Их было не больше двадцати, полдюжины из них ранены, остальные целы и невредимы. Среди них были как закаленные ветераны, так и неопытные мальчишки.

Всех жителей деревни заставили выйти из домов и собраться на главной площади, возле маленького кафе и пекарни. Вверх по холму в сторону церкви поднимался видавший виды, но вполне рабочий мотоцикл. Возле церкви из коляски мотоцикла выскочил солдат; он нацелил винтовку на священника и монахинь и повел их вниз, к остальным, в то время как водитель мотоцикла проверял, не спрятался ли кто внутри церкви и в доме священника.
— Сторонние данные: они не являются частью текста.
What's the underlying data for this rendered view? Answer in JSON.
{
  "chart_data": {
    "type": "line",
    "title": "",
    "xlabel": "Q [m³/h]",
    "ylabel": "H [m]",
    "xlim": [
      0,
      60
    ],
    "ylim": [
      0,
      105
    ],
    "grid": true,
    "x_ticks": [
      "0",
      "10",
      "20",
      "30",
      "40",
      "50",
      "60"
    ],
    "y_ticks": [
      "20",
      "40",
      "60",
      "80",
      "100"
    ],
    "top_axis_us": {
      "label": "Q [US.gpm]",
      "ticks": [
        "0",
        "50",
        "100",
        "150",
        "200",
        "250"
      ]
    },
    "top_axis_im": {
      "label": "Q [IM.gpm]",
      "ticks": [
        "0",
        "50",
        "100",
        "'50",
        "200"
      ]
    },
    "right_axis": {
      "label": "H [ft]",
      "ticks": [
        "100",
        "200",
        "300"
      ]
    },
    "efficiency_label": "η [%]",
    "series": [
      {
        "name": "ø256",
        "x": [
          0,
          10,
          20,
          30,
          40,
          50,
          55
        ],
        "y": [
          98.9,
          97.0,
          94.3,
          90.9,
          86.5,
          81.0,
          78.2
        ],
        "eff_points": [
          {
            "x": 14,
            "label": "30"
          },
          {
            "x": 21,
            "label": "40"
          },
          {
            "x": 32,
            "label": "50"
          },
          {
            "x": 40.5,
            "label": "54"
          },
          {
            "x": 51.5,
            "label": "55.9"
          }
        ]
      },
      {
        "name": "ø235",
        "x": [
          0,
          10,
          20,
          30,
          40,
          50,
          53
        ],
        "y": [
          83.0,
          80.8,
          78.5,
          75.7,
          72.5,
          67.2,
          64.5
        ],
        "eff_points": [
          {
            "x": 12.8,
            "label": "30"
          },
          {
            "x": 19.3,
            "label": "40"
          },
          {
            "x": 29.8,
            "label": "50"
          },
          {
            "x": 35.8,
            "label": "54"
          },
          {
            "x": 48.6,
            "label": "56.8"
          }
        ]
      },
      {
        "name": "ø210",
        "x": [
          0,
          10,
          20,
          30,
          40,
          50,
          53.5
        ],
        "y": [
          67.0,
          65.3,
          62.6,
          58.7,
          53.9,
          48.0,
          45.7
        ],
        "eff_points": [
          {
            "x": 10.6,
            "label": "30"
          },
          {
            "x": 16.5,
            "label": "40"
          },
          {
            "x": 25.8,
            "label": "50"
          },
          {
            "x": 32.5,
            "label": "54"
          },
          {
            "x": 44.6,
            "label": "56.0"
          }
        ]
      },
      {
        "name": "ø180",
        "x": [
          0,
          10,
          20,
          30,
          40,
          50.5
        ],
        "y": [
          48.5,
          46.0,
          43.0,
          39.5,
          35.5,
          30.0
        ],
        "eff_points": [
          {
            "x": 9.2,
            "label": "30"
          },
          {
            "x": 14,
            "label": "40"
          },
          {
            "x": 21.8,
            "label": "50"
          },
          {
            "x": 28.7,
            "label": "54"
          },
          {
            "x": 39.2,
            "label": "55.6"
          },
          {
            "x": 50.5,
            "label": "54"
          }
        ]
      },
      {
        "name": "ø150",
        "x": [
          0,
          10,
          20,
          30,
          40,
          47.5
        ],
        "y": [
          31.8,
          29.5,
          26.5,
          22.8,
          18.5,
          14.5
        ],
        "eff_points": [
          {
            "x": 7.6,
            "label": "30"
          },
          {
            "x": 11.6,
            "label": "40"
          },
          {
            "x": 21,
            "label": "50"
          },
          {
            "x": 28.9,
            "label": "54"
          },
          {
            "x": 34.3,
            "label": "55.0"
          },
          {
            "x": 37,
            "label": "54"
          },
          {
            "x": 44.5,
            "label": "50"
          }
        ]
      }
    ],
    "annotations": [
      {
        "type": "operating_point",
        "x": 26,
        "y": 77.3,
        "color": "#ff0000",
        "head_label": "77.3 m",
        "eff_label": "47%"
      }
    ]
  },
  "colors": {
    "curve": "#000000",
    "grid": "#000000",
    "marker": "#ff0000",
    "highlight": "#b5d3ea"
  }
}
Мысль о Бродяге, великане с душой ребенка, который остался совсем один, вызвала у Жизель на удивление мало беспокойства. За годы, прожитые в этом мире, он мастерски научился прятаться.

К сожалению, другие не обладали столь ценным навыком.

Серые униформы окружили их. Некоторые плакали, некоторые угрюмо молчали, многие старики смиренно повиновались — для них история повторялась уже не первый раз. Отец Гийом подходил то к одному, то к другому, и то же самое делали Жизель и Анна-Мари, — но кого могут успокоить слова, когда вокруг суровые, непроницаемые лица?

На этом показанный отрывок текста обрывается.